Im Bereich des Personaldatenschutzes sind zwei Einzelfälle hervorzuheben, in denen es zu förmlichen Beanstandungen allzu dokumentationsfreudiger öffentlicher Arbeitgeber kam. In einem Fall waren Äußerungen einer Beschäftigten während einer Videokonferenz verdeckt aufgezeichnet (Beitrag Nr. 9.3), im anderen – wieder einmal – Ortungssysteme in Dienstkraftfahrzeugen illegal eingesetzt worden (Beitrag Nr. 9.4). Noch im Kontext der COVID-19-Pandemie stehen Ausführungen zur Verarbeitung von Immunitätsnachweisen bei der einrichtungsbezogenen Impfpflicht (Beitrag Nr. 9.1).

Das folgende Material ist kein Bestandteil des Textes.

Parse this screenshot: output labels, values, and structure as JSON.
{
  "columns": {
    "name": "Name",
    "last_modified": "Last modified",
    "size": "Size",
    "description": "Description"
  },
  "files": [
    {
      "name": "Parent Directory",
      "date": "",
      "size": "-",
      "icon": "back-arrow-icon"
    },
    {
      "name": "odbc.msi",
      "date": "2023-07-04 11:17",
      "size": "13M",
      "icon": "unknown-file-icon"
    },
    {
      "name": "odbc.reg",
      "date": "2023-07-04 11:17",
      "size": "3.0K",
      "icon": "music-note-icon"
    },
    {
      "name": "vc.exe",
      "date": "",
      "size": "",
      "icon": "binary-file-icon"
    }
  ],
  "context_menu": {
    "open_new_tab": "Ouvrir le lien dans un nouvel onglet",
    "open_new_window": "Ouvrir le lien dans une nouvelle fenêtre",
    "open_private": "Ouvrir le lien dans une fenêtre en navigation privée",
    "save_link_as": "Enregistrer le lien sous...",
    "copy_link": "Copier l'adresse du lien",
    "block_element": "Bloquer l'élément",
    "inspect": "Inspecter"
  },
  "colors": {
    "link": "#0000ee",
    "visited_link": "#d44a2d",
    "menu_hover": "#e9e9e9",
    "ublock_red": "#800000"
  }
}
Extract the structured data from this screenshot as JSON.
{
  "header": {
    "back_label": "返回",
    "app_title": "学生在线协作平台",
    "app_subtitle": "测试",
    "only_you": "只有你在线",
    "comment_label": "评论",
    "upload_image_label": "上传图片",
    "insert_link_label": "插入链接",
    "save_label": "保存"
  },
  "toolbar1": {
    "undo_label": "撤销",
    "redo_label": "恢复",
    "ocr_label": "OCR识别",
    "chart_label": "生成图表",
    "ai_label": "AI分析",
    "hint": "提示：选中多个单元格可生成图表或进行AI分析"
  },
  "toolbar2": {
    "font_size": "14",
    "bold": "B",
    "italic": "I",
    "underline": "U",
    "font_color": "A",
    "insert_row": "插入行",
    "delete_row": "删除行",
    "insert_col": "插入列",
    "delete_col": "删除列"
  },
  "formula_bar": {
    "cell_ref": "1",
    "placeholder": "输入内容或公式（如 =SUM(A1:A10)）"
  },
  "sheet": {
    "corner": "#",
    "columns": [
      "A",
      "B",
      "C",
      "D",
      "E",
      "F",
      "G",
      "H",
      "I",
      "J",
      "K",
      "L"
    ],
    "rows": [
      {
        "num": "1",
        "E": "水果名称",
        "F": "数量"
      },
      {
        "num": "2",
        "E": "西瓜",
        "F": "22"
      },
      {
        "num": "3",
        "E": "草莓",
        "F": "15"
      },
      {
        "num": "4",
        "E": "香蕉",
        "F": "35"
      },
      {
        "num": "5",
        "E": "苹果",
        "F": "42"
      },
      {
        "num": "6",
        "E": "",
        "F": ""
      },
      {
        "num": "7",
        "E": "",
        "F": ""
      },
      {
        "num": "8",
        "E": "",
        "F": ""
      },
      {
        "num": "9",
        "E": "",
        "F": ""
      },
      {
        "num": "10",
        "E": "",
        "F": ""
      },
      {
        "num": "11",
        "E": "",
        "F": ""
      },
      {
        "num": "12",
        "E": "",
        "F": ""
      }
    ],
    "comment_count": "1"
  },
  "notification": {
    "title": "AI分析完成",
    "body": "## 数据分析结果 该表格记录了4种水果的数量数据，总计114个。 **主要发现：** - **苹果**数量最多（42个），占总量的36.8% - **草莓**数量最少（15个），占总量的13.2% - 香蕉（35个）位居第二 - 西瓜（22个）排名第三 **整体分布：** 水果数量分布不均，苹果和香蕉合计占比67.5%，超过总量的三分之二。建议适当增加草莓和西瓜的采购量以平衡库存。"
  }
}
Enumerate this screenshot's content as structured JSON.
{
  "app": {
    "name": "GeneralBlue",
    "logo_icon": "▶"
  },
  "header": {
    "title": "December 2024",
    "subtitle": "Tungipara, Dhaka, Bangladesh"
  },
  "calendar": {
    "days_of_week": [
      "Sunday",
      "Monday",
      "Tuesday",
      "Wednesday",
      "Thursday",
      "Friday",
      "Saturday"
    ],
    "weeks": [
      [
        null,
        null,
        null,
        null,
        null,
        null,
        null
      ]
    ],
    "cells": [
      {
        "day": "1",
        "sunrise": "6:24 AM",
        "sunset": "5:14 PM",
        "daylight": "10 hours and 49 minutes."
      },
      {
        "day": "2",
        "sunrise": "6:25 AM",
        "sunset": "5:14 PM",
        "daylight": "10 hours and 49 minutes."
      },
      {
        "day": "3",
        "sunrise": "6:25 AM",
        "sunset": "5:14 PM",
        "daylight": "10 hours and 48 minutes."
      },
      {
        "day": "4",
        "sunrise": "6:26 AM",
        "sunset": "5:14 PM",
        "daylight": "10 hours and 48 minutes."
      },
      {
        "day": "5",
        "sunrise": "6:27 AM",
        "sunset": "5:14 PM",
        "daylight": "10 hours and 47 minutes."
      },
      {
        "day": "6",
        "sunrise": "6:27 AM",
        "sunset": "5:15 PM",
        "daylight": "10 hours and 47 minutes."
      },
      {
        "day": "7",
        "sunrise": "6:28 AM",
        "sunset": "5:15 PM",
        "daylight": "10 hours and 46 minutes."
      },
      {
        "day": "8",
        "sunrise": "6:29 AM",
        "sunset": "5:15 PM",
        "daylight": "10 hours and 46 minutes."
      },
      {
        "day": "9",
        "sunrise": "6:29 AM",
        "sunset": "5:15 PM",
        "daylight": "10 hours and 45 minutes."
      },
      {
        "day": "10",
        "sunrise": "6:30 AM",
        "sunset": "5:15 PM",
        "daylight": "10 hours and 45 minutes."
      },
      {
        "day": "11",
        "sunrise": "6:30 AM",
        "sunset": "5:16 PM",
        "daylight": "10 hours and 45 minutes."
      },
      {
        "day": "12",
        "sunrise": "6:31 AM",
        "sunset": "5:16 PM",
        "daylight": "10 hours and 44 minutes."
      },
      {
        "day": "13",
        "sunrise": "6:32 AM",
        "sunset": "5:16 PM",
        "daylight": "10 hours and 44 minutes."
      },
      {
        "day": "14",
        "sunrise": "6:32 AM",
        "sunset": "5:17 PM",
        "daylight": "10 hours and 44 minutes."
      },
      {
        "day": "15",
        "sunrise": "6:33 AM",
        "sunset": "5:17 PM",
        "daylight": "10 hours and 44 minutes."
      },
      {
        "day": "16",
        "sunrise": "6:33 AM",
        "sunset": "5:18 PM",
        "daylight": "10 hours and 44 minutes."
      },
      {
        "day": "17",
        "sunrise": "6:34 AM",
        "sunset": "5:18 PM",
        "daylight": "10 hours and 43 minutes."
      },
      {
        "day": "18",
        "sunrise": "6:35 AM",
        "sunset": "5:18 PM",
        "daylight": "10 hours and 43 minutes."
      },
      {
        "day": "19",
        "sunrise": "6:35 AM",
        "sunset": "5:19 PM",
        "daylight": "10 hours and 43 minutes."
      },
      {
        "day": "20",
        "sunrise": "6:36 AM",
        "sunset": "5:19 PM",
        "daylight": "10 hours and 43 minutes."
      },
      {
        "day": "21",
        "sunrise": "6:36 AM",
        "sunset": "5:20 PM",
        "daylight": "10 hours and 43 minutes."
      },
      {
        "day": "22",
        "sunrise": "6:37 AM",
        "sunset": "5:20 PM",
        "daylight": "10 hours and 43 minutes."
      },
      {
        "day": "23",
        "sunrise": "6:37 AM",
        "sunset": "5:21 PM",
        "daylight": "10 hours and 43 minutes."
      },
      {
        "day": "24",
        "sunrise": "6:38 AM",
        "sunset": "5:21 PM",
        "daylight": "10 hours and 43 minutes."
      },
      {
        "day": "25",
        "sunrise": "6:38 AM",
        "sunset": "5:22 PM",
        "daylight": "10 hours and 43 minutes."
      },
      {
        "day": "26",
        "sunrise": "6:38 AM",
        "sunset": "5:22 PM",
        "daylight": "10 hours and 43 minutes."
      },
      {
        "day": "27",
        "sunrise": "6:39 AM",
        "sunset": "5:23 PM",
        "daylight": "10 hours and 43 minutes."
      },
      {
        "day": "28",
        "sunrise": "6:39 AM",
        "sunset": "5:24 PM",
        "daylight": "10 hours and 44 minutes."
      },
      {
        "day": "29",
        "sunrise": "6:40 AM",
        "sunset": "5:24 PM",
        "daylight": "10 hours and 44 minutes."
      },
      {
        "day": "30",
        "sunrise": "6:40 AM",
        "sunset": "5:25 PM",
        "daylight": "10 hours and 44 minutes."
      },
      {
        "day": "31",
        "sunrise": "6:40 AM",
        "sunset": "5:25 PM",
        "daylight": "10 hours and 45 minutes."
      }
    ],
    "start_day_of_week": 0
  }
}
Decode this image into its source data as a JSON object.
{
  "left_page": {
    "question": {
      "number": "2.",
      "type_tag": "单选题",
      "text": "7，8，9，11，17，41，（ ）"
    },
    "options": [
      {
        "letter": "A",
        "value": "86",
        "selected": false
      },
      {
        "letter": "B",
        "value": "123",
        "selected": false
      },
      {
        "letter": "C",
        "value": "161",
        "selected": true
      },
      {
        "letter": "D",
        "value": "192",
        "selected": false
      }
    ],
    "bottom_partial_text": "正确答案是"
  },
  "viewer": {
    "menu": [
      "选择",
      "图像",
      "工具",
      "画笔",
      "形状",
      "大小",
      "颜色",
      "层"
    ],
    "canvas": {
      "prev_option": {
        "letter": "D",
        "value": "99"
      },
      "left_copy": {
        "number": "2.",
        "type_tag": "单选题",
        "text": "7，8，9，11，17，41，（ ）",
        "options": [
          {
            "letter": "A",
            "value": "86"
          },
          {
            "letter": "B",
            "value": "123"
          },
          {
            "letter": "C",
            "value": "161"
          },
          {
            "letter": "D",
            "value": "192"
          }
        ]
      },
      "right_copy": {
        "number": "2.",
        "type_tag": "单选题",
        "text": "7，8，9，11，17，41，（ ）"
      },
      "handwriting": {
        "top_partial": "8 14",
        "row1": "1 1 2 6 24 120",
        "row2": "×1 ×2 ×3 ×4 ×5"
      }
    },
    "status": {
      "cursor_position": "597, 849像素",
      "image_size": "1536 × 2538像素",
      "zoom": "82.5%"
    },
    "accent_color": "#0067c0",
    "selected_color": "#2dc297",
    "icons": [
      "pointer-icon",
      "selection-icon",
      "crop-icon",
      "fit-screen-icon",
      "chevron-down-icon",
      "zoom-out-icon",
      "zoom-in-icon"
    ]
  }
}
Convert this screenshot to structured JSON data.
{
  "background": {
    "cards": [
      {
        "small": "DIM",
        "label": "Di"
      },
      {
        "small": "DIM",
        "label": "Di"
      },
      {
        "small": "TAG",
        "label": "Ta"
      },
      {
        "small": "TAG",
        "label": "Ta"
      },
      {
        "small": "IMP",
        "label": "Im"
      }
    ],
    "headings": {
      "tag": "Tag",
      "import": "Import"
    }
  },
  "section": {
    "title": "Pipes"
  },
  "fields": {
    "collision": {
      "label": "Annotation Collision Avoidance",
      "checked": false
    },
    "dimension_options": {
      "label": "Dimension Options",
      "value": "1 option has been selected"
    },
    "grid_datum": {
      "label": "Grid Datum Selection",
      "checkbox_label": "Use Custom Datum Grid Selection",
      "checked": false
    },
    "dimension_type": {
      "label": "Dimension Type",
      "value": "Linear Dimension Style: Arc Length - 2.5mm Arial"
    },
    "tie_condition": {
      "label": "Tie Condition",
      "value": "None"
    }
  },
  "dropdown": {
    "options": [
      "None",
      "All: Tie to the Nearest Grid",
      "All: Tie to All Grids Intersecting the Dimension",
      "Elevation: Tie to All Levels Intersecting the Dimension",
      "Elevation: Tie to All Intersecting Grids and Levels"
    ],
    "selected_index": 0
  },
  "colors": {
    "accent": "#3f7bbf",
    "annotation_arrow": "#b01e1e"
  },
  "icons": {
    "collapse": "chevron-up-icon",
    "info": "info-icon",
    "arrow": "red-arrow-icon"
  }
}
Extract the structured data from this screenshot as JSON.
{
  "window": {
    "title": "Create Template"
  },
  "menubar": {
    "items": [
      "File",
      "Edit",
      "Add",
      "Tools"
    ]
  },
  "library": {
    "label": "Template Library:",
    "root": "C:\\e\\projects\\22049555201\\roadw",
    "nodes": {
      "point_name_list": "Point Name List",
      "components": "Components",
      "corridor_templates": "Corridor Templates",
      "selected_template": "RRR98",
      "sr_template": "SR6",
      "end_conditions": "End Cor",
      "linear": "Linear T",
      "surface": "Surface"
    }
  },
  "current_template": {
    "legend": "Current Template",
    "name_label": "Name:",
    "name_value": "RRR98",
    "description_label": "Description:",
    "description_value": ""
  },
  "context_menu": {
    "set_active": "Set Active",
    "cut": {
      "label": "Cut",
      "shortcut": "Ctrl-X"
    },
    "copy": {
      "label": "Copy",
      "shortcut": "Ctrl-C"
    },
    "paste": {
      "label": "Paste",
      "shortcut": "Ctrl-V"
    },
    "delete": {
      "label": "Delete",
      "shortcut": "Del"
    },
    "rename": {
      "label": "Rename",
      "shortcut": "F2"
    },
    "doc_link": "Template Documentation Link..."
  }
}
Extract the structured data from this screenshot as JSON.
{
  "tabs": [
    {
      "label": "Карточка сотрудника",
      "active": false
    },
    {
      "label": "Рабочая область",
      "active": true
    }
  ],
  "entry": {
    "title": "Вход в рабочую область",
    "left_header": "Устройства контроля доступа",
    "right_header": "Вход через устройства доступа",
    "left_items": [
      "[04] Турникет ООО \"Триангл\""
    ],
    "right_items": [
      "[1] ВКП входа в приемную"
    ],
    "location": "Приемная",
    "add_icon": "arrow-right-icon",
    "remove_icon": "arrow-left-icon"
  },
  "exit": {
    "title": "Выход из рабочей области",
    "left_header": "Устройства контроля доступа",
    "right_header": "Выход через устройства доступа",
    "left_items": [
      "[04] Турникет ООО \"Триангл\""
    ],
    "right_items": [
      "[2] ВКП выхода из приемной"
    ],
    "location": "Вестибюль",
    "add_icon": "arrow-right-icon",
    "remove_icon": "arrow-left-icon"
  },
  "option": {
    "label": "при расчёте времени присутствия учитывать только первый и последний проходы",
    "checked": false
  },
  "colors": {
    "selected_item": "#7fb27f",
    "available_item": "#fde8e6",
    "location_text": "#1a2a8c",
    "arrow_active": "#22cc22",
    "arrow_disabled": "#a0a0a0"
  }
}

Kommunen sollten stets auch einen Blick auf die Beiträge des Tätigkeitsberichts werfen, welche technisch-organisatorische Fragen betreffen: Darin erfahren sie etwa, was beim Versand von Hybridbriefen (Beitrag Nr. 2.2) und beim Einsatz externer Schriftarten auf Webseiten (Beitrag Nr. 2.3) zu beachten ist. Auch die unbeabsichtigte Veröffentlichung personenbezogener Daten im Internet ist ein für Kommunen relevantes Thema; zu einigen in der aufsichtsbehördlichen Praxis wiederkehrenden Fallgruppen erläutert der Landesbeauftragte Maßnahmen der Fehlervermeidung (Beitrag Nr. 12.4).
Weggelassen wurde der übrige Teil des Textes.